IPT06245 - Maintaining the IPT register: registration: the meaning of ‘effective date of registration’

Insurers are required to notify the Department of their need to register within 30 days of forming an intention to receive taxable premiums. Their effective date of registration is worked out by reference to section 53(4) of the Finance Act 1994:

Where a person is liable to be registered … the Commissioners shall register him with effect from the time when he begins to receive premiums … ; and it is immaterial whether or not he notifies the Commissioners…

Therefore the date an insurer receives their first taxable premium is the insurer’s effective date of registration (not the date that the IPT 1 is completed, and not the date on which the insurer forms the intention of receiving taxable premiums). For insurers using the cash receipt method of accounting, identifying the effective date of registration is quite straightforward.

Where an insurer is using the special accounting scheme, the effective date of registration is still as provided for in section 53(4); that is, the date the insurer receives their first taxable premium. Most insurers with established businesses who intended to use the special accounting scheme when the tax was announced were receiving premiums on a continuous basis, and thus the majority showed 1 October 1994 as their effective date of registration on their IPT 1.

The situation becomes more complex where insurers (for example, captives) only receive one premium a year, and they write it on a different date to the date of receipt.

Example 1

  • An insurer writes a premium on 1 October 1999. The insurer is a captive, receives only one premium a year, and wishes to account for tax under the special accounting scheme. The insurer will not actually receive the premium written in October until 1 April 2000.
  • Therefore, under the provisions of section 53(4), that insurer may not be registered until 1 April 2000.

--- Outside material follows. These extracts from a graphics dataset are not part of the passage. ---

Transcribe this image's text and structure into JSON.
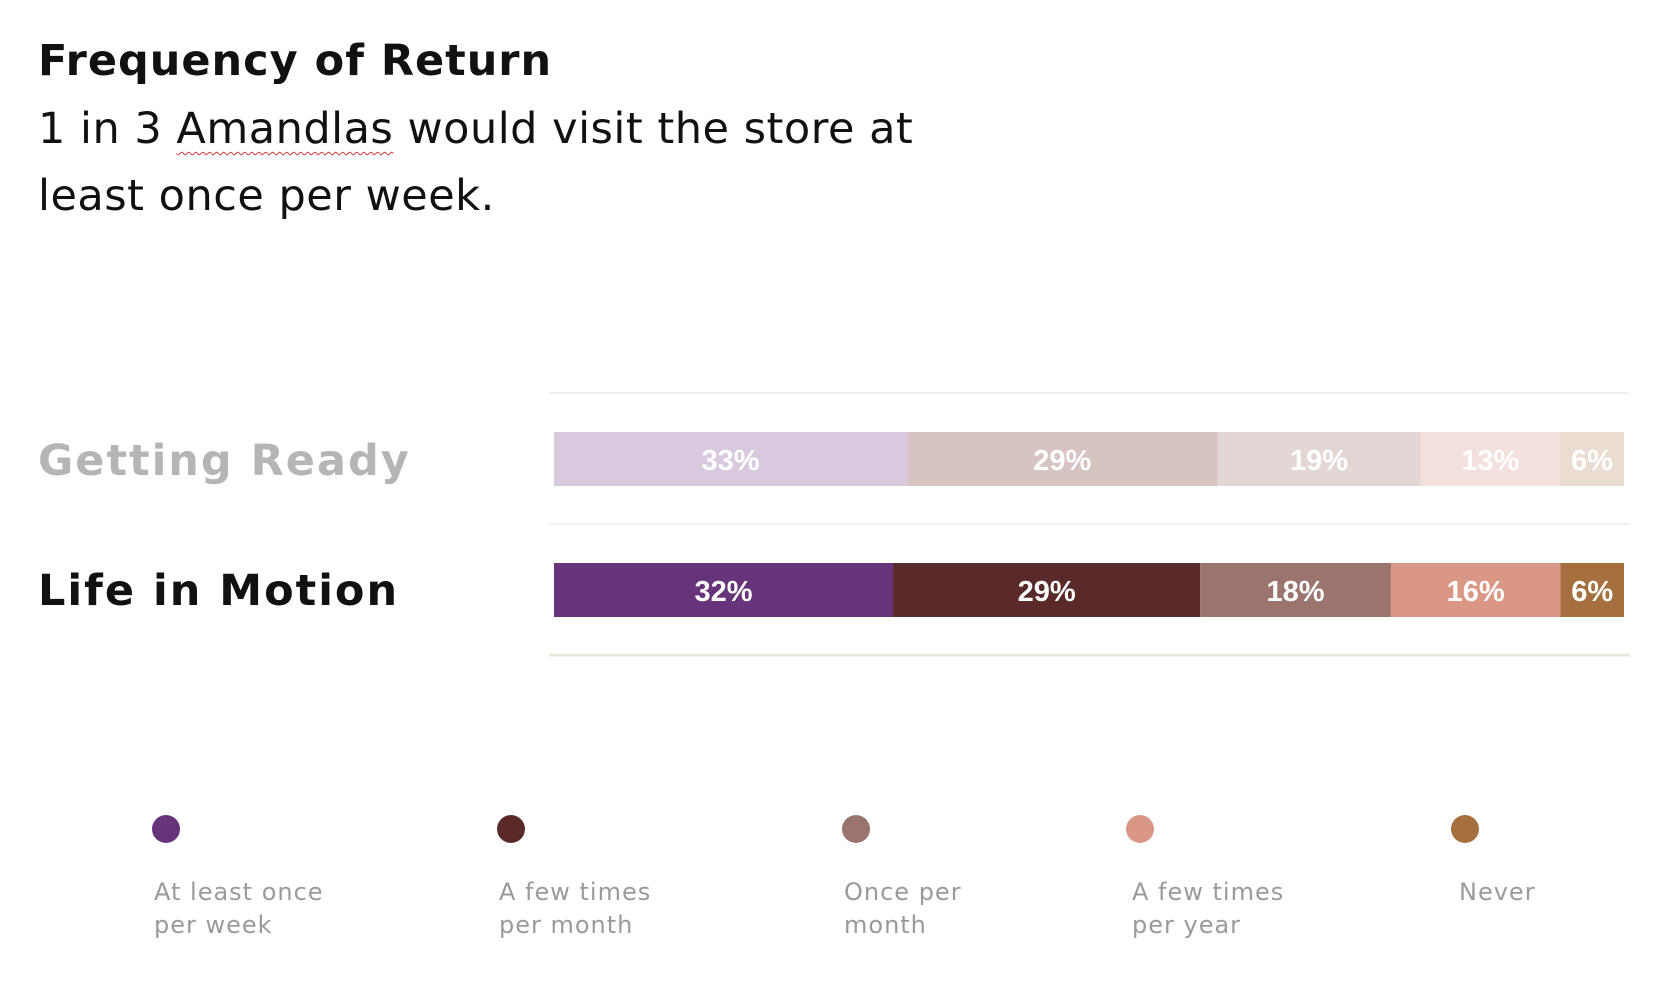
{
  "header": {
    "title": "Frequency of Return",
    "subtitle_prefix": "1 in 3 ",
    "subtitle_flagged_word": "Amandlas",
    "subtitle_suffix": " would visit the store at least once per week."
  },
  "chart_data": {
    "type": "bar",
    "orientation": "horizontal-stacked-100",
    "title": "",
    "xlabel": "",
    "ylabel": "",
    "categories": [
      "Getting Ready",
      "Life in Motion"
    ],
    "highlighted_category": "Life in Motion",
    "series": [
      {
        "name": "At least once per week",
        "values": [
          33,
          32
        ],
        "labels": [
          "33%",
          "32%"
        ]
      },
      {
        "name": "A few times per month",
        "values": [
          29,
          29
        ],
        "labels": [
          "29%",
          "29%"
        ]
      },
      {
        "name": "Once per month",
        "values": [
          19,
          18
        ],
        "labels": [
          "19%",
          "18%"
        ]
      },
      {
        "name": "A few times per year",
        "values": [
          13,
          16
        ],
        "labels": [
          "13%",
          "16%"
        ]
      },
      {
        "name": "Never",
        "values": [
          6,
          6
        ],
        "labels": [
          "6%",
          "6%"
        ]
      }
    ],
    "colors": {
      "active": [
        "#67337a",
        "#5a2a2b",
        "#9c746e",
        "#db9785",
        "#a66f3e"
      ],
      "muted": [
        "#d9c9de",
        "#d7c3c2",
        "#e3d7d5",
        "#f4e0dc",
        "#ebdcd1"
      ]
    },
    "grid": true,
    "legend_position": "bottom"
  }
}
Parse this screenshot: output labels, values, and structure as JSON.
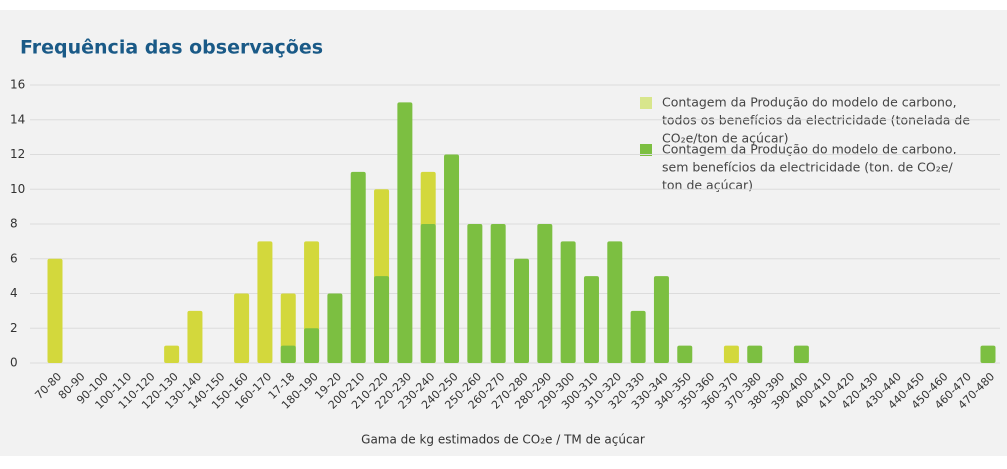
{
  "chart_data": {
    "type": "bar",
    "title": "Frequência das observações",
    "x_label": "Gama de kg estimados de CO₂e / TM de açúcar",
    "categories": [
      "70-80",
      "80-90",
      "90-100",
      "100-110",
      "110-120",
      "120-130",
      "130-140",
      "140-150",
      "150-160",
      "160-170",
      "17-18",
      "180-190",
      "19-20",
      "200-210",
      "210-220",
      "220-230",
      "230-240",
      "240-250",
      "250-260",
      "260-270",
      "270-280",
      "280-290",
      "290-300",
      "300-310",
      "310-320",
      "320-330",
      "330-340",
      "340-350",
      "350-360",
      "360-370",
      "370-380",
      "380-390",
      "390-400",
      "400-410",
      "410-420",
      "420-430",
      "430-440",
      "440-450",
      "450-460",
      "460-470",
      "470-480"
    ],
    "series": [
      {
        "name": [
          "Contagem da Produção do modelo de carbono,",
          "todos os benefícios da electricidade (tonelada de",
          "CO₂e/ton de açúcar)"
        ],
        "color": "#d3d83c",
        "legend_color": "#d8e68c",
        "values": [
          6,
          0,
          0,
          0,
          0,
          1,
          3,
          0,
          4,
          7,
          4,
          7,
          0,
          0,
          10,
          0,
          11,
          0,
          0,
          0,
          0,
          0,
          0,
          0,
          0,
          0,
          0,
          0,
          0,
          1,
          0,
          0,
          0,
          0,
          0,
          0,
          0,
          0,
          0,
          0,
          0
        ]
      },
      {
        "name": [
          "Contagem da Produção do modelo de carbono,",
          "sem benefícios da electricidade (ton. de CO₂e/",
          "ton de açúcar)"
        ],
        "color": "#7cbf41",
        "legend_color": "#7cbf41",
        "values": [
          0,
          0,
          0,
          0,
          0,
          0,
          0,
          0,
          0,
          0,
          1,
          2,
          4,
          11,
          5,
          15,
          8,
          12,
          8,
          8,
          6,
          8,
          7,
          5,
          7,
          3,
          5,
          1,
          0,
          0,
          1,
          0,
          1,
          0,
          0,
          0,
          0,
          0,
          0,
          0,
          1
        ]
      }
    ],
    "ylim": [
      0,
      16
    ],
    "yticks": [
      0,
      2,
      4,
      6,
      8,
      10,
      12,
      14,
      16
    ],
    "grid": true
  }
}
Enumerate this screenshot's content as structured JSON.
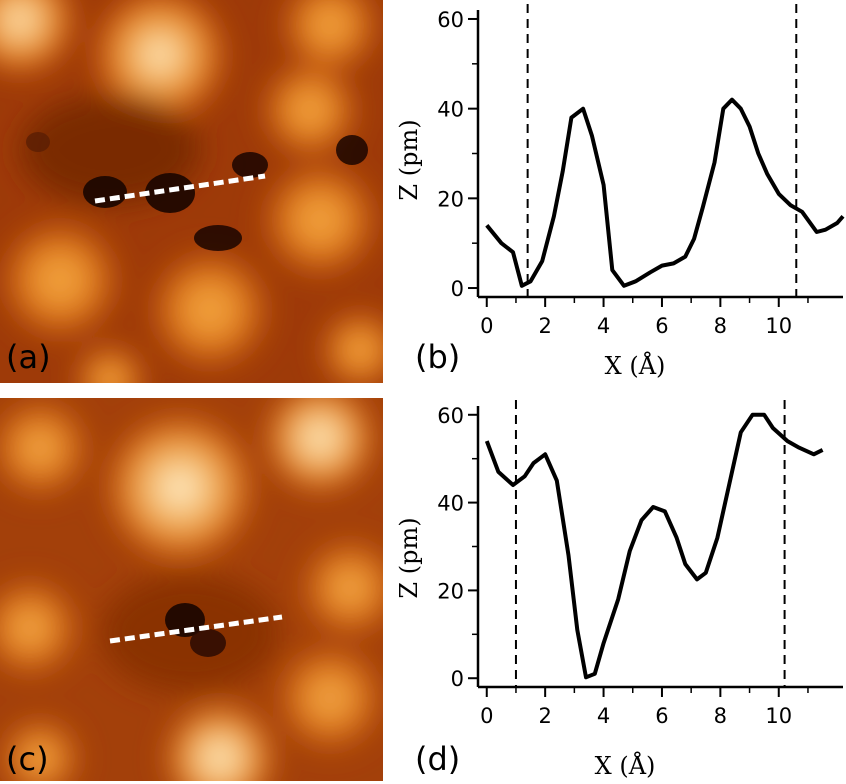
{
  "panels": {
    "a": {
      "letter": "(a)"
    },
    "b": {
      "letter": "(b)"
    },
    "c": {
      "letter": "(c)"
    },
    "d": {
      "letter": "(d)"
    }
  },
  "colors": {
    "line": "#000000",
    "profile_marker": "#ffffff",
    "stm_dark": "#1a0500",
    "stm_mid": "#b5470a",
    "stm_bright": "#fff5e0"
  },
  "chart_data": [
    {
      "id": "b",
      "type": "line",
      "xlabel": "X (Å)",
      "ylabel": "Z (pm)",
      "xlim": [
        -0.3,
        12.2
      ],
      "ylim": [
        -2,
        62
      ],
      "xticks": [
        0,
        2,
        4,
        6,
        8,
        10
      ],
      "yticks": [
        0,
        20,
        40,
        60
      ],
      "vlines": [
        1.4,
        10.6
      ],
      "series": [
        {
          "x": [
            0,
            0.5,
            0.9,
            1.2,
            1.5,
            1.9,
            2.3,
            2.6,
            2.9,
            3.3,
            3.6,
            4.0,
            4.3,
            4.7,
            5.1,
            5.6,
            6.0,
            6.4,
            6.8,
            7.1,
            7.4,
            7.8,
            8.1,
            8.4,
            8.7,
            9.0,
            9.3,
            9.6,
            10.0,
            10.4,
            10.8,
            11.3,
            11.6,
            12.0,
            12.2
          ],
          "y": [
            14,
            10,
            8,
            0.5,
            1.5,
            6,
            16,
            26,
            38,
            40,
            34,
            23,
            4,
            0.5,
            1.5,
            3.5,
            5,
            5.5,
            7,
            11,
            18,
            28,
            40,
            42,
            40,
            36,
            30,
            25.5,
            21,
            18.5,
            17,
            12.5,
            13,
            14.5,
            16
          ]
        }
      ]
    },
    {
      "id": "d",
      "type": "line",
      "xlabel": "X (Å)",
      "ylabel": "Z (pm)",
      "xlim": [
        -0.3,
        12.2
      ],
      "ylim": [
        -2,
        62
      ],
      "xticks": [
        0,
        2,
        4,
        6,
        8,
        10
      ],
      "yticks": [
        0,
        20,
        40,
        60
      ],
      "vlines": [
        1.0,
        10.2
      ],
      "series": [
        {
          "x": [
            0,
            0.4,
            0.9,
            1.3,
            1.6,
            2.0,
            2.4,
            2.8,
            3.1,
            3.4,
            3.7,
            4.0,
            4.5,
            4.9,
            5.3,
            5.7,
            6.1,
            6.5,
            6.8,
            7.2,
            7.5,
            7.9,
            8.3,
            8.7,
            9.1,
            9.5,
            9.8,
            10.3,
            10.7,
            11.2,
            11.5
          ],
          "y": [
            54,
            47,
            44,
            46,
            49,
            51,
            45,
            28,
            11,
            0.2,
            1,
            8,
            18,
            29,
            36,
            39,
            38,
            32,
            26,
            22.5,
            24,
            32,
            44,
            56,
            60,
            60,
            57,
            54,
            52.5,
            51,
            52
          ]
        }
      ]
    }
  ]
}
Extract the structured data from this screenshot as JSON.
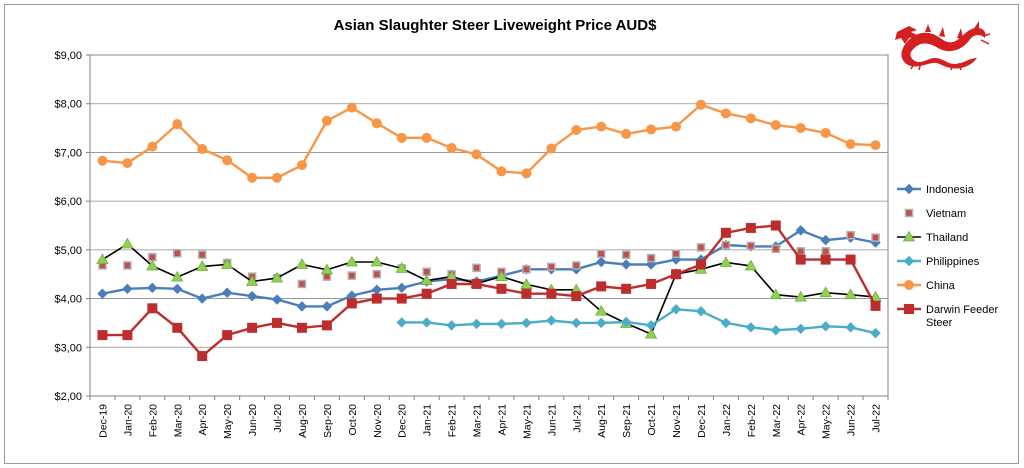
{
  "chart_data": {
    "type": "line",
    "title": "Asian Slaughter Steer Liveweight Price AUD$",
    "xlabel": "",
    "ylabel": "",
    "ylim": [
      2,
      9
    ],
    "y_ticks": [
      "$2,00",
      "$3,00",
      "$4,00",
      "$5,00",
      "$6,00",
      "$7,00",
      "$8,00",
      "$9,00"
    ],
    "grid": "horizontal",
    "legend_position": "right",
    "categories": [
      "Dec-19",
      "Jan-20",
      "Feb-20",
      "Mar-20",
      "Apr-20",
      "May-20",
      "Jun-20",
      "Jul-20",
      "Aug-20",
      "Sep-20",
      "Oct-20",
      "Nov-20",
      "Dec-20",
      "Jan-21",
      "Feb-21",
      "Mar-21",
      "Apr-21",
      "May-21",
      "Jun-21",
      "Jul-21",
      "Aug-21",
      "Sep-21",
      "Oct-21",
      "Nov-21",
      "Dec-21",
      "Jan-22",
      "Feb-22",
      "Mar-22",
      "Apr-22",
      "May-22",
      "Jun-22",
      "Jul-22"
    ],
    "series": [
      {
        "name": "Indonesia",
        "color": "#4a7ebb",
        "marker": "diamond",
        "line": true,
        "values": [
          4.1,
          4.2,
          4.22,
          4.2,
          4.0,
          4.12,
          4.05,
          3.98,
          3.84,
          3.84,
          4.06,
          4.18,
          4.22,
          4.35,
          4.4,
          4.35,
          4.47,
          4.6,
          4.6,
          4.6,
          4.75,
          4.7,
          4.7,
          4.8,
          4.8,
          5.1,
          5.07,
          5.07,
          5.4,
          5.2,
          5.25,
          5.15
        ]
      },
      {
        "name": "Vietnam",
        "color": "#c0504d",
        "marker": "square-gray",
        "line": false,
        "values": [
          4.68,
          4.68,
          4.85,
          4.93,
          4.9,
          4.73,
          4.45,
          4.42,
          4.3,
          4.45,
          4.47,
          4.5,
          4.62,
          4.55,
          4.5,
          4.63,
          4.55,
          4.6,
          4.65,
          4.68,
          4.92,
          4.9,
          4.83,
          4.92,
          5.05,
          5.1,
          5.08,
          5.02,
          4.97,
          4.97,
          5.3,
          5.25
        ]
      },
      {
        "name": "Thailand",
        "color": "#000000",
        "marker": "triangle-green",
        "line": true,
        "values": [
          4.8,
          5.12,
          4.67,
          4.44,
          4.66,
          4.7,
          4.35,
          4.42,
          4.7,
          4.59,
          4.75,
          4.75,
          4.62,
          4.37,
          4.45,
          4.31,
          4.45,
          4.29,
          4.18,
          4.18,
          3.74,
          3.49,
          3.27,
          4.5,
          4.6,
          4.74,
          4.67,
          4.08,
          4.03,
          4.12,
          4.08,
          4.03
        ]
      },
      {
        "name": "Philippines",
        "color": "#4bacc6",
        "marker": "diamond",
        "line": true,
        "values": [
          null,
          null,
          null,
          null,
          null,
          null,
          null,
          null,
          null,
          null,
          null,
          null,
          3.51,
          3.51,
          3.45,
          3.48,
          3.48,
          3.5,
          3.55,
          3.5,
          3.5,
          3.52,
          3.45,
          3.78,
          3.74,
          3.5,
          3.41,
          3.35,
          3.38,
          3.43,
          3.41,
          3.29
        ]
      },
      {
        "name": "China",
        "color": "#f79646",
        "marker": "circle",
        "line": true,
        "values": [
          6.83,
          6.78,
          7.12,
          7.58,
          7.07,
          6.84,
          6.48,
          6.48,
          6.74,
          7.65,
          7.92,
          7.6,
          7.3,
          7.3,
          7.09,
          6.96,
          6.61,
          6.57,
          7.08,
          7.46,
          7.53,
          7.38,
          7.47,
          7.53,
          7.98,
          7.8,
          7.7,
          7.56,
          7.5,
          7.4,
          7.17,
          7.15
        ]
      },
      {
        "name": "Darwin Feeder Steer",
        "color": "#be2d2d",
        "marker": "square",
        "line": true,
        "values": [
          3.25,
          3.25,
          3.8,
          3.4,
          2.82,
          3.25,
          3.4,
          3.5,
          3.4,
          3.45,
          3.9,
          4.0,
          4.0,
          4.1,
          4.3,
          4.3,
          4.2,
          4.1,
          4.1,
          4.05,
          4.25,
          4.2,
          4.3,
          4.5,
          4.7,
          5.35,
          5.45,
          5.5,
          4.8,
          4.8,
          4.8,
          3.85
        ]
      }
    ]
  },
  "logo": {
    "name": "red-dragon-logo",
    "color": "#d42020"
  }
}
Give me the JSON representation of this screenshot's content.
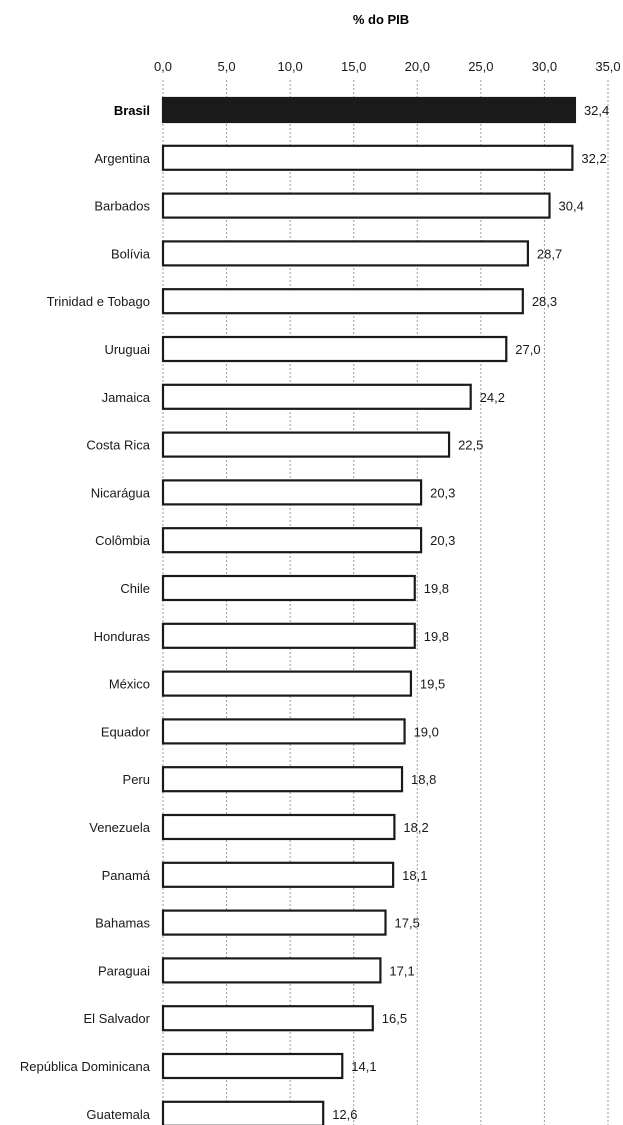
{
  "chart_data": {
    "type": "bar",
    "orientation": "horizontal",
    "title": "% do PIB",
    "xlim": [
      0,
      35
    ],
    "x_ticks": [
      "0,0",
      "5,0",
      "10,0",
      "15,0",
      "20,0",
      "25,0",
      "30,0",
      "35,0"
    ],
    "grid": true,
    "categories": [
      "Brasil",
      "Argentina",
      "Barbados",
      "Bolívia",
      "Trinidad e Tobago",
      "Uruguai",
      "Jamaica",
      "Costa Rica",
      "Nicarágua",
      "Colômbia",
      "Chile",
      "Honduras",
      "México",
      "Equador",
      "Peru",
      "Venezuela",
      "Panamá",
      "Bahamas",
      "Paraguai",
      "El Salvador",
      "República Dominicana",
      "Guatemala"
    ],
    "values": [
      32.4,
      32.2,
      30.4,
      28.7,
      28.3,
      27.0,
      24.2,
      22.5,
      20.3,
      20.3,
      19.8,
      19.8,
      19.5,
      19.0,
      18.8,
      18.2,
      18.1,
      17.5,
      17.1,
      16.5,
      14.1,
      12.6
    ],
    "value_labels": [
      "32,4",
      "32,2",
      "30,4",
      "28,7",
      "28,3",
      "27,0",
      "24,2",
      "22,5",
      "20,3",
      "20,3",
      "19,8",
      "19,8",
      "19,5",
      "19,0",
      "18,8",
      "18,2",
      "18,1",
      "17,5",
      "17,1",
      "16,5",
      "14,1",
      "12,6"
    ],
    "highlight_category": "Brasil",
    "colors": {
      "highlight_fill": "#1a1a1a",
      "bar_fill": "#ffffff",
      "bar_stroke": "#1a1a1a",
      "grid": "#9a9a9a",
      "text": "#1a1a1a"
    }
  }
}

IPT07600 provides details on the special accounting scheme under which premiums may be treated as received by the insurer on the premium written date. In the example above the insurer cannot treat 1 October 1999 as the date the premium is received (and it follows that this is not the insurer’s effective date of registration) because of the provisions of Regulation 23(1) which deals with premiums treated as received on the premium written date. It provides that premiums may be treated as received by the insurer on the premium written date provided:

(a) an insurer has made an entry in his accounts showing the premium as due to him;

(b) the premium written date falls within a relevant accounting period; and

(c) the date of receipt does not fall within an accounting period … which is not a relevant accounting period…

In the example above, the insurer has written the premium on 1 October 1999, however, they cannot register until 1 April 2000 and, as such, cannot be using the special accounting scheme in October. Thus the premium written date does not fall within a relevant accounting period for special accounting scheme purposes, and the condition at Regulation 23(1)(b) is not met. Therefore the premium may not be treated as received by the insurer on the premium written date and the insurer must account for tax on the date of actual receipt of the premium (1 April 2000) which will also be their effective date of registration.